I landed at SFO yesterday. My airfare included some charges for airport fees which the airline itemises separately.
British Airways also got charged some money by the airport to land their plane. And because it was a 747, they got charged a lot more than the turboprop that followed us.
Not only that, but assume SFO is the only Bay Area airport with runways long enough for a 747. A local monopoly on longhaul traffic.
So we've got double-dipping and price discrimination of traffic.
Is this a problem? If not, why not? Or is freedom of travel a bad metaphor for freedom of speech, and a false analog?
What if Ed and Ivan could offer DSL for "free", if you were willing to restrict your activities to accessing preferred partners Yahoo and Amazon? Would this be a good or a bad thing?
We now return to blog silence, at least until the next time the urge to post overwhelms the urge to take a rest.

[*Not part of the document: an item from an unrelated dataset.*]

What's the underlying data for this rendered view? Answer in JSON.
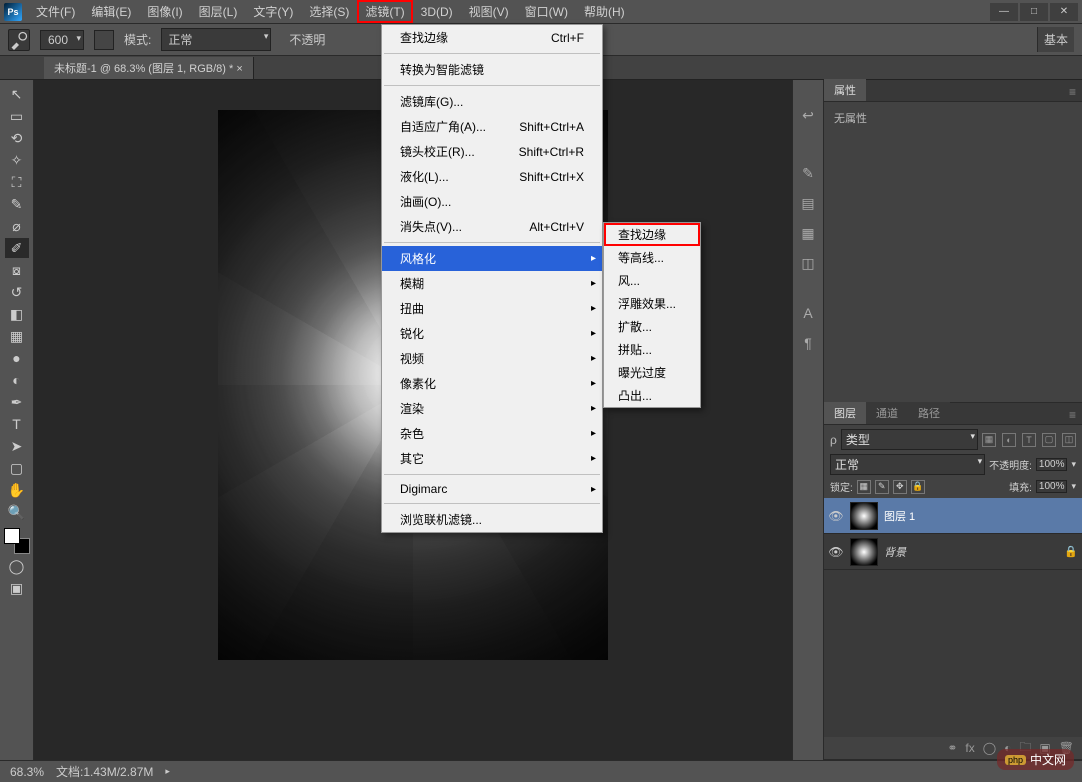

UPDATE: Some additional thoughts from a phone call I just had. People think of the roads as "free" common infrastructure. A few roads are built with tolls. Many roads get congested. Sometimes there are congestion charges (e.g. London, Stockholm) that impose a monetary charge to reflect that your journey has negative externalities for other people. But more usually charging money turns out to be a political hot potato, and everyone has to pay for congestion as a time cost. There's still a cost. We can even put a value on the wasted time, if somewhat less precisely. But a cost there most certainly is. So be wary of analogies between roads as infrastructure and Internet as infrastructure. The former is already shoulding a horrendous deadweight loss because of deficiencies of congestion and access pricing.